- Born: Liem Bian Kie 15 November 1937 Sawahlunto, Dutch East Indies

Chinese name
- Traditional Chinese: 林綿基
- Simplified Chinese: 林綿基
- Hanyu Pinyin: Lín Mián Jī
- Hokkien POJ: Lîm Mî Ki

= Jusuf Wanandi =

Indonesian politician

Jusuf Wanandi, born Lim Bian Kie (林綿基 (Lîm Mî Ki)) is a Chinese-Indonesian politician and educator. Born in Sawahlunto, West Sumatra, on 15 November 1937, he is an older brother of tycoon Sofjan Wanandi.

== Education ==
After completing junior high school in Padang, Wanandi moved to Jakarta to enroll in the Jesuit Kanisius High School.
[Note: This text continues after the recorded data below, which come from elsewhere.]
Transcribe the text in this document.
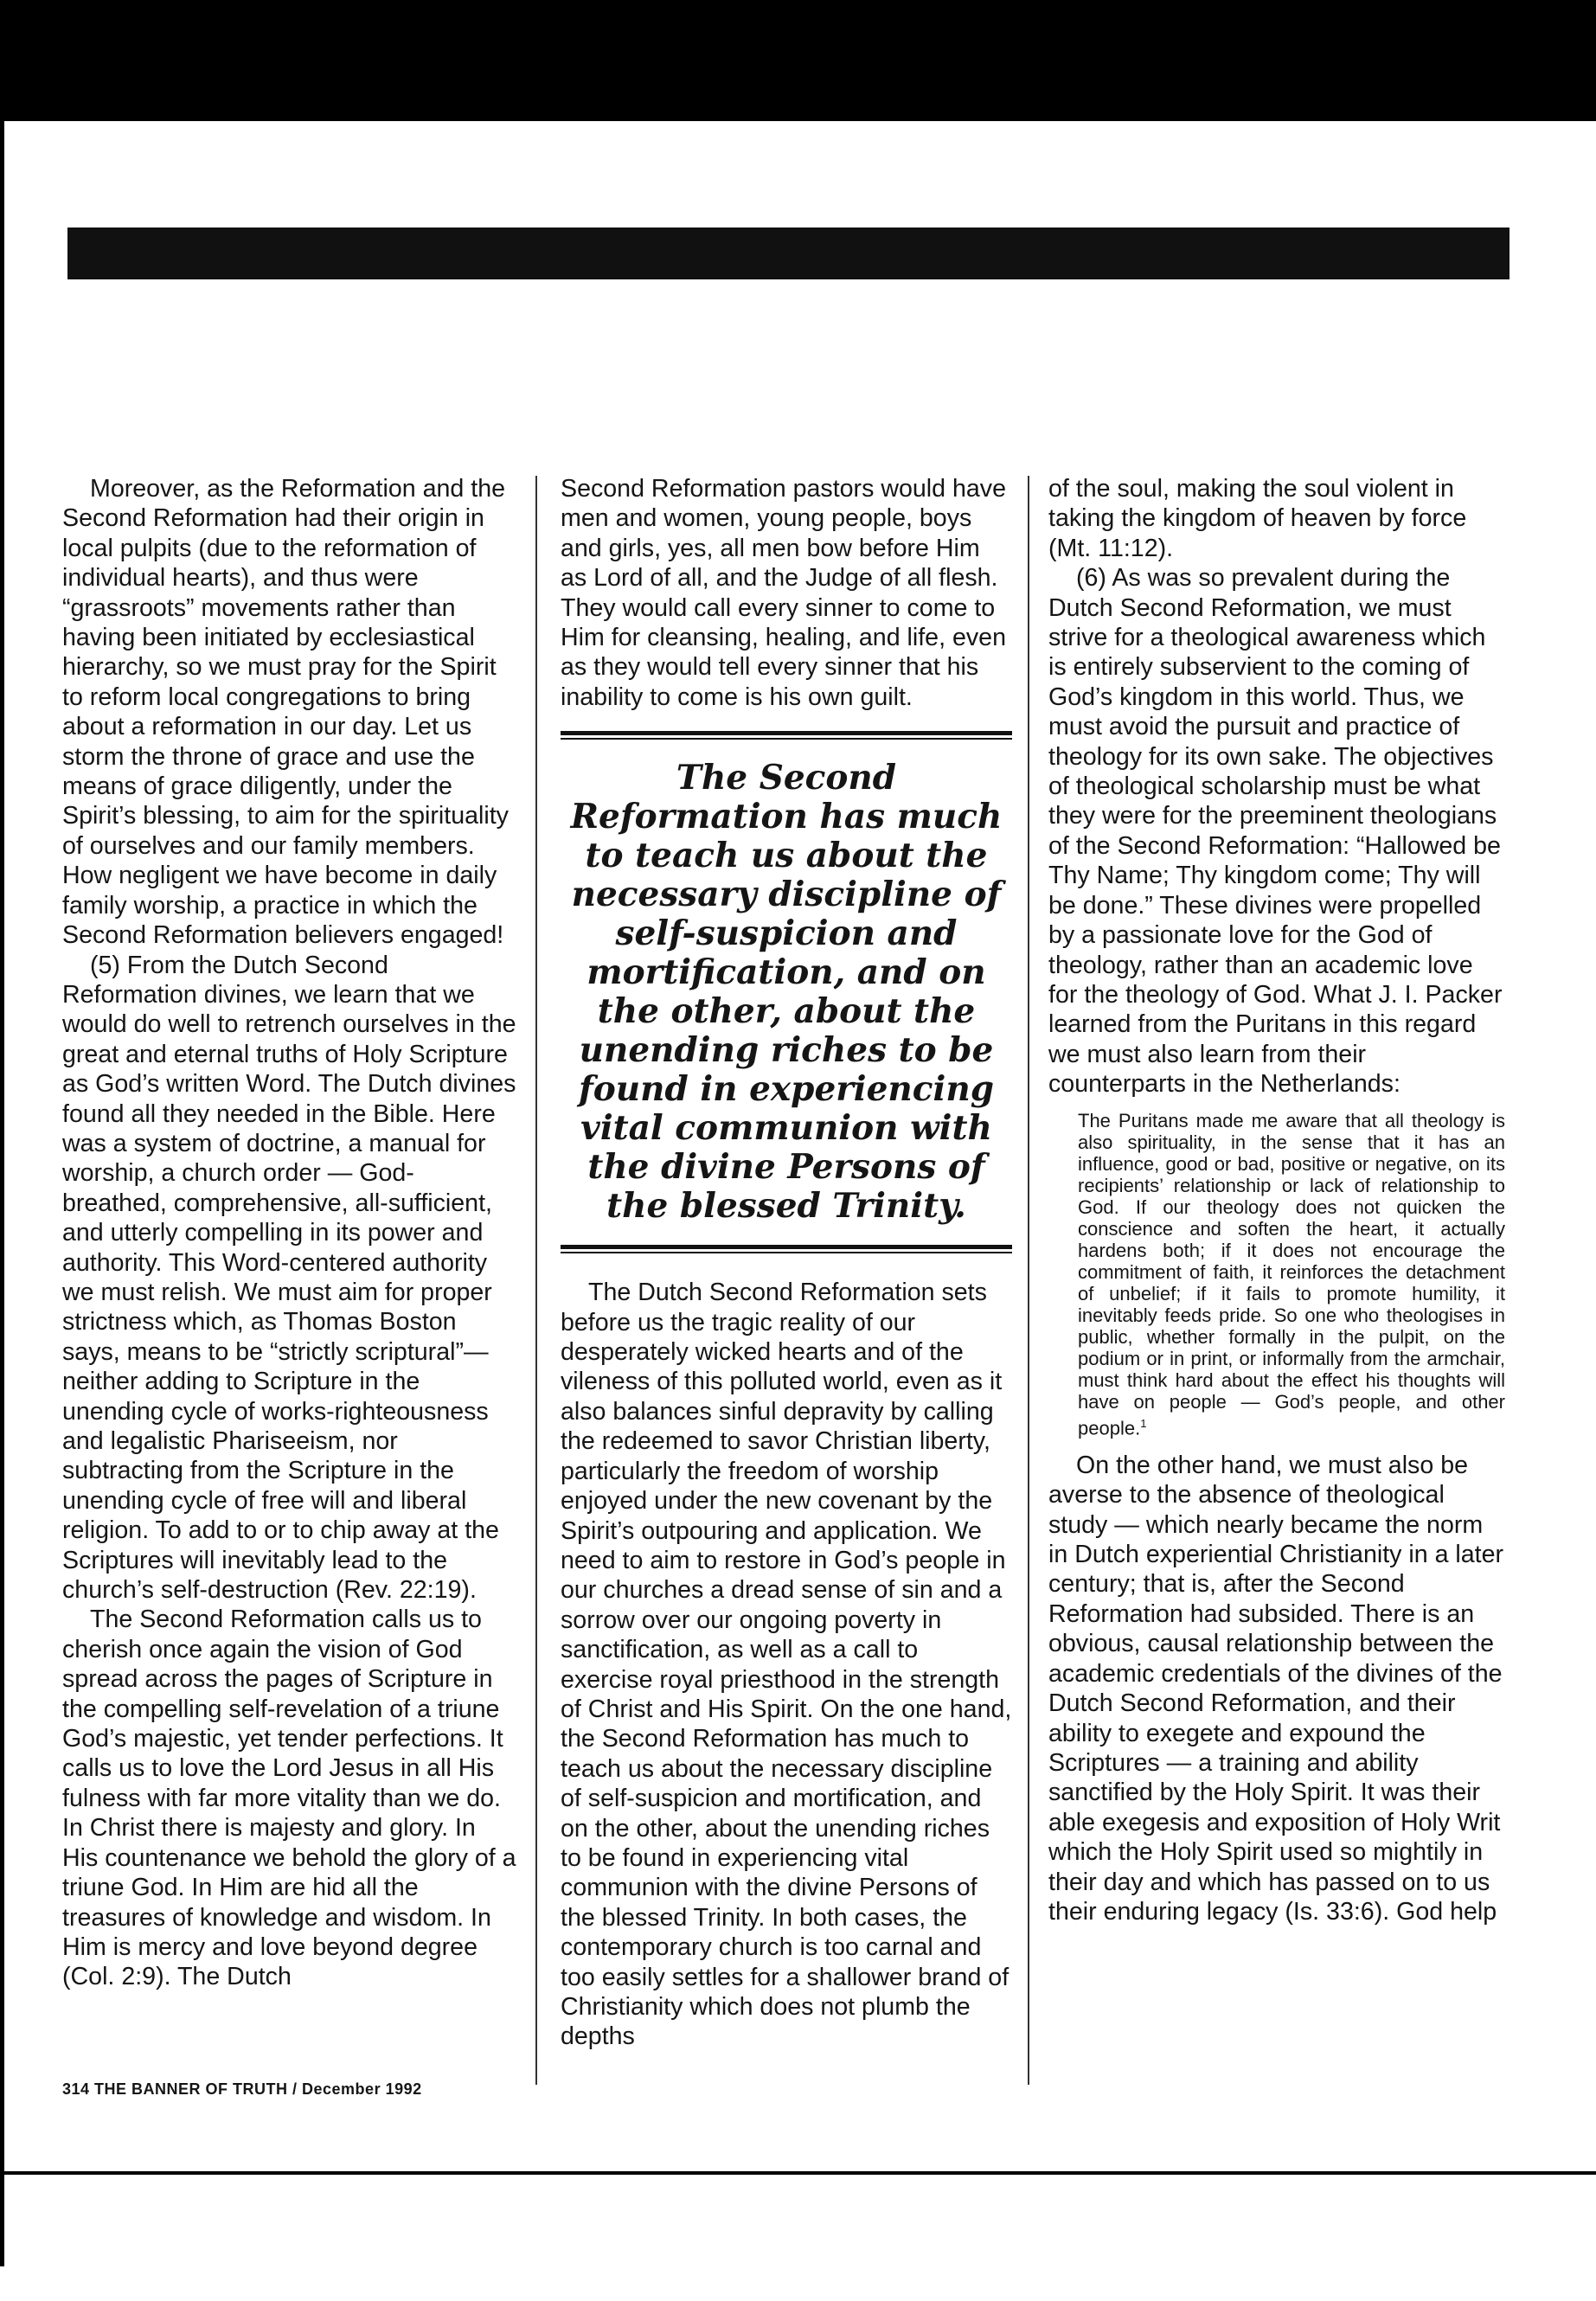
Moreover, as the Reformation and the Second Reformation had their origin in local pulpits (due to the reformation of individual hearts), and thus were “grassroots” movements rather than having been initiated by ecclesiastical hierarchy, so we must pray for the Spirit to reform local congregations to bring about a reformation in our day. Let us storm the throne of grace and use the means of grace diligently, under the Spirit’s blessing, to aim for the spirituality of ourselves and our family members. How negligent we have become in daily family worship, a practice in which the Second Reformation believers engaged!

(5) From the Dutch Second Reformation divines, we learn that we would do well to retrench ourselves in the great and eternal truths of Holy Scripture as God’s written Word. The Dutch divines found all they needed in the Bible. Here was a system of doctrine, a manual for worship, a church order — God-breathed, comprehensive, all-sufficient, and utterly compelling in its power and authority. This Word-centered authority we must relish. We must aim for proper strictness which, as Thomas Boston says, means to be “strictly scriptural”— neither adding to Scripture in the unending cycle of works-righteousness and legalistic Phariseeism, nor subtracting from the Scripture in the unending cycle of free will and liberal religion. To add to or to chip away at the Scriptures will inevitably lead to the church’s self-destruction (Rev. 22:19).

The Second Reformation calls us to cherish once again the vision of God spread across the pages of Scripture in the compelling self-revelation of a triune God’s majestic, yet tender perfections. It calls us to love the Lord Jesus in all His fulness with far more vitality than we do. In Christ there is majesty and glory. In His countenance we behold the glory of a triune God. In Him are hid all the treasures of knowledge and wisdom. In Him is mercy and love beyond degree (Col. 2:9). The Dutch

Second Reformation pastors would have men and women, young people, boys and girls, yes, all men bow before Him as Lord of all, and the Judge of all flesh. They would call every sinner to come to Him for cleansing, healing, and life, even as they would tell every sinner that his inability to come is his own guilt.

The Second Reformation has much to teach us about the necessary discipline of self-suspicion and mortification, and on the other, about the unending riches to be found in experiencing vital communion with the divine Persons of the blessed Trinity.

The Dutch Second Reformation sets before us the tragic reality of our desperately wicked hearts and of the vileness of this polluted world, even as it also balances sinful depravity by calling the redeemed to savor Christian liberty, particularly the freedom of worship enjoyed under the new covenant by the Spirit’s outpouring and application. We need to aim to restore in God’s people in our churches a dread sense of sin and a sorrow over our ongoing poverty in sanctification, as well as a call to exercise royal priesthood in the strength of Christ and His Spirit. On the one hand, the Second Reformation has much to teach us about the necessary discipline of self-suspicion and mortification, and on the other, about the unending riches to be found in experiencing vital communion with the divine Persons of the blessed Trinity. In both cases, the contemporary church is too carnal and too easily settles for a shallower brand of Christianity which does not plumb the depths

of the soul, making the soul violent in taking the kingdom of heaven by force (Mt. 11:12).

(6) As was so prevalent during the Dutch Second Reformation, we must strive for a theological awareness which is entirely subservient to the coming of God’s kingdom in this world. Thus, we must avoid the pursuit and practice of theology for its own sake. The objectives of theological scholarship must be what they were for the preeminent theologians of the Second Reformation: “Hallowed be Thy Name; Thy kingdom come; Thy will be done.” These divines were propelled by a passionate love for the God of theology, rather than an academic love for the theology of God. What J. I. Packer learned from the Puritans in this regard we must also learn from their counterparts in the Netherlands:

The Puritans made me aware that all theology is also spirituality, in the sense that it has an influence, good or bad, positive or negative, on its recipients’ relationship or lack of relationship to God. If our theology does not quicken the conscience and soften the heart, it actually hardens both; if it does not encourage the commitment of faith, it reinforces the detachment of unbelief; if it fails to promote humility, it inevitably feeds pride. So one who theologises in public, whether formally in the pulpit, on the podium or in print, or informally from the armchair, must think hard about the effect his thoughts will have on people — God’s people, and other people.$^1$

On the other hand, we must also be averse to the absence of theological study — which nearly became the norm in Dutch experiential Christianity in a later century; that is, after the Second Reformation had subsided. There is an obvious, causal relationship between the academic credentials of the divines of the Dutch Second Reformation, and their ability to exegete and expound the Scriptures — a training and ability sanctified by the Holy Spirit. It was their able exegesis and exposition of Holy Writ which the Holy Spirit used so mightily in their day and which has passed on to us their enduring legacy (Is. 33:6). God help

314 THE BANNER OF TRUTH / December 1992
He later entered the Faculty of Law of the University of Indonesia and graduated in 1960. Wanandi also took part in a Catholic leadership course taught by father Joop Beek.

After finishing his high school studies, Wanandi taught at his own alma mater, Kanisius High School. He later became an assistant lecturer at the University of Indonesia, before becoming increasingly involved in politics in the 1960s.

== Career ==
Wanandi was a prominent student activist during the 1965–66 political turmoil in Indonesia when president Sukarno was ousted by Suharto. In 1971, Wanandi was one of the founders of the Centre for Strategic and International Studies (CSIS) think tank in Jakarta and remains active in CSIS. During the 1970s and 1980s, he was an adviser to president Suharto on political and international affairs. He was a member of Suharto's political vehicle, Golongan Karya (Golkar Party), where he served as vice secretary general. By the end of the 1980s, Suharto had become less interested in receiving advice from Wanandi and other CSIS members.

Beginning in 1984, for a number of years he held a governor position at the East West Centre in Hawaii.

Wanandi is a co-owner, board member and occasional contributor to The Jakarta Post newspaper.

He was elected co-chair of the Pacific Economic Cooperation Council (PECC) in 2008.